I haven’t told you yet but I’m in love with you. That’s why I feel nervous. That’s why, sometimes, I seem a little distant. I love you and don’t know how to tell you. I love having you in my bed and I love looking at you when you’re stuffing your face with food. I love how you talk to yourself as you get your day in order and I love watching you put your socks on. I love the way you smile and laugh. I love watching you sleep and I love the way you’re almost too tall for my bed.
I love you.
But with love, especially new love, comes a great deal of anxiety. Well, for me it does anyway. Sometimes I get so afraid of losing you that I worry more about the thought of losing you than I enjoy the present. I forget that you’re what I wanted and pursued all those months ago and that here we are, right now, together.
I worry that if we go to a bar or a club you’ll find someone more interesting and pick him over me. I worry you’ll realize you’d prefer to be single again or that you want to have sex with new people now. I worry if I tell you I love you you’ll flee.
These aren’t invalid concerns: they’re my insecurities, and they prohibit me from living in the moment. Worrying about things that haven’t happened is the surest way to become a self-fulfilling prophecy. I say this every day: otherwise I’ll end up creating a chain of events that replicates every single thing I worried about above.

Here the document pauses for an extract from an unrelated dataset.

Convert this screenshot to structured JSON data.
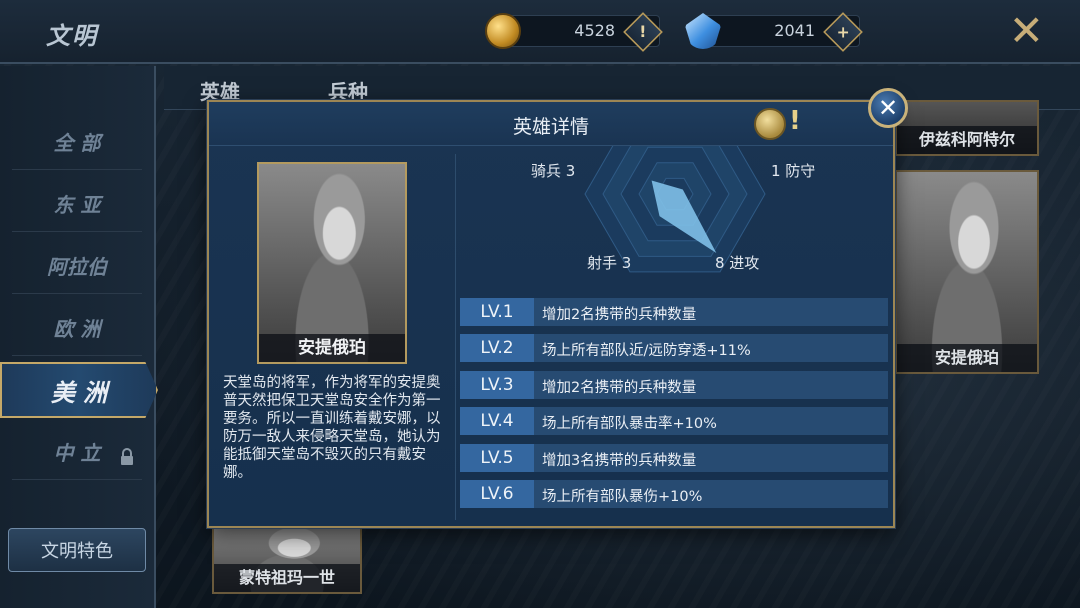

Loving someone and telling them so for the first time is nerve-wracking. You plan for weeks, worrying about the perfect delivery and the setting you’ll be in. Will you light candles or will you just blurt it out when you’re walking down the sidewalk? You really don’t know how your person is going to respond when you say it. Maybe they’re waiting for the right time to tell you too or maybe they’ll recoil with fear and say, “I don’t feel the same way, sorry.”
My friend Alexis told me we should say I love you as soon as we feel the urge. If the other person doesn’t feel it then what’s the point of continuing to live a fantasy? True, I told her, but it may also be that the other person doesn’t know they love you yet, doesn’t know what love means to them.
If you haven’t loved before it’s easy to feel like the first time you tell a boyfriend or girlfriend you love them should be the last time you say it to a single person. But that’s not true. You can love everyone differently.
Love doesn’t mean I want to own or keep tabs on you. Love, for me, means you have a special place in my heart. It means I see something when I’m out and about and it makes me think about you. It means I care about how you are, want to do new things with you and want you to be a key part of my life.
Love is about willing to take that first leap. In the end, what’s love worth if we’re not made to feel vulnerable, like we could lose it all at any time?